Amerika Birleşik Devletleri’nin, İran’ın nükleer tesislerine yönelik saldırılara başlaması gösteriyor ki bu savaş, İran rejiminin sonunu getirene kadar devam edecek. Bizim arzumuz, kara savaşına ihtiyaç kalmadan bu sürecin tamamlanmasıdır. İran yöneticileri, bir an önce kendi aralarında uzlaşıp nükleer tesis faaliyetlerinden vazgeçtiklerini ilan eder ve taraflarla bu konuda müzakereye girerlerse, savaş sona erer. Aksi durumda İran’ın hiçbir kazancı olmaz; rejim zaten yıkılacaktır.
Ancak bu süreçte birçok insan yaşamını yitirir. Bu da oldukça üzücüdür. Ölen kim olursa olsun, sonuçta insan hayatı söz konusudur.
İran devleti, son 40 yılda Türkiye’de cinayetler işlemiş, Türkiye’nin yöneticilerini katletmiştir. Paris’te öldürülen üç kadın arkadaşımızın ölümünde de ciddi rolleri vardır. Orta Doğu’yu adeta bir cehenneme çevirmiştir. Her yerde kendi adına yapılanmalar oluşturmuştur. Hizbullah ve Hamas gibi organizasyonlarla İsrail’i kontrol altına alabileceğini düşünmüştür. Birçok Amerikalıyı katletmiş, birçok Avrupalıyı da rehin almıştır.
Bu rehinelerden biriyle ilgili olarak benden ilgi rica ettiler. Bu kişi, Amerika’nın emekli bir FBI görevlisiydi. O dönemde, tamamen yasal çerçevede tekrar kayıt oluşturmak istemişti. Ancak İran’da rehin alındı. 7-8 yıl boyunca tutuklu kaldı. Hillary Clinton’ın Dışişleri Bakanı olduğu dönemde bizden de ilgi talep edildi. Bizi hapishanede ziyaret ettiler; bu ziyaretlerin kayıtları mevcuttur.
Bizim de İran’da değerli dostlarımız var. Onlardan bilgi rica ettik. Hâlâ böyle dostlarımız mevcuttur. İlgilendiler ve sonunda bu şahsın Tahran’da çok gizli tutulan bir hapishanede olduğunu buldular. Bir video kaydedip ailesine gönderdiler. İran, Amerika’dan bazı taleplerde bulundu; aksi takdirde bu kişinin serbest bırakılmayacağını bildirdi. Bu tür bir utanmazlık, bir devlet adına yapılmaz.

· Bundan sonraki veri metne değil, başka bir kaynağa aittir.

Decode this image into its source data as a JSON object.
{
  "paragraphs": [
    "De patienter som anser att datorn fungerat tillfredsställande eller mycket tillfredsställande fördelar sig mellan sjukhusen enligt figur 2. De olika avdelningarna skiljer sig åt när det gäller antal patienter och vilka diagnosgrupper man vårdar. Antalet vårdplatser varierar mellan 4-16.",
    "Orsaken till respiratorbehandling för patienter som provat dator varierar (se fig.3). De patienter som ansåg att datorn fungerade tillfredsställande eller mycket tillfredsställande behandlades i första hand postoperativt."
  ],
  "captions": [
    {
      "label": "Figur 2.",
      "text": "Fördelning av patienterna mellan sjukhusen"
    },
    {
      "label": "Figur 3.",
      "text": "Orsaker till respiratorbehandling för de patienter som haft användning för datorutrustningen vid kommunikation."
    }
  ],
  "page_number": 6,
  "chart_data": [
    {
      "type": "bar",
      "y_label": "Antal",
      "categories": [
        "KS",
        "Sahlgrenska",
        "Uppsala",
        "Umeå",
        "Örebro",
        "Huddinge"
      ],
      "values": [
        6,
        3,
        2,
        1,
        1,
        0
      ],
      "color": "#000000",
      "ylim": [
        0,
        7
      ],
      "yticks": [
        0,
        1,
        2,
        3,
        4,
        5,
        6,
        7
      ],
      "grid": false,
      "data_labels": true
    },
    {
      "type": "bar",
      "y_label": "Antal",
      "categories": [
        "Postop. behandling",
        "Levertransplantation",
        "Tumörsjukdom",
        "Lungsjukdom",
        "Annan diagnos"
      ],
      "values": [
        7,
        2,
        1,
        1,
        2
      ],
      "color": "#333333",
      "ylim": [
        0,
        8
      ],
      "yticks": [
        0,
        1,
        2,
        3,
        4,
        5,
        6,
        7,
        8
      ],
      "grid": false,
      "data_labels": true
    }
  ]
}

Benzer onlarca dava bilirim. Bu kişiyle ilgili olarak ailesi ve Amerikalı yetkililerle, kendi dostlarımla birçok kez toplantılar yaptım. Bu toplantılar Paris’te ve Ürdün’de gerçekleşti. Sonuçta, bizim çabalarımız sayesinde şahsın yeri tespit edildi. Ancak Amerika’dan istenen talepler yerine getirilmediği için serbest bırakılmadı. İran, birçok insanı rehin alarak adeta bir pazarlık masası kurdu. Bu şekilde bir devlet anlayışı kabul edilemez. Elbette bunun bir karşılığı olacaktı, işte şimdi tam da oradayız.
Ayrıca birçok çevre, İsrail’i Amerika’dan bağımsız bir aktör olarak görmüyor.
özünde İsrail devleti, Amerika’nın bir parçası gibidir; adeta bir eyaleti gibi hareket etmektedir. Kuruluşundan bu yana Amerika ile yaptığı anlaşmalar bu çerçevededir.
Kurd milleti ise bu süreçte kendi yaralarını nasıl sarabileceğini düşünmeli ve buna yönelik adımlar atmalıdır. Biz de bu konuda uzman arkadaşlarımızdan aldığımız bilgilerle çalışmalarımıza devam edeceğiz.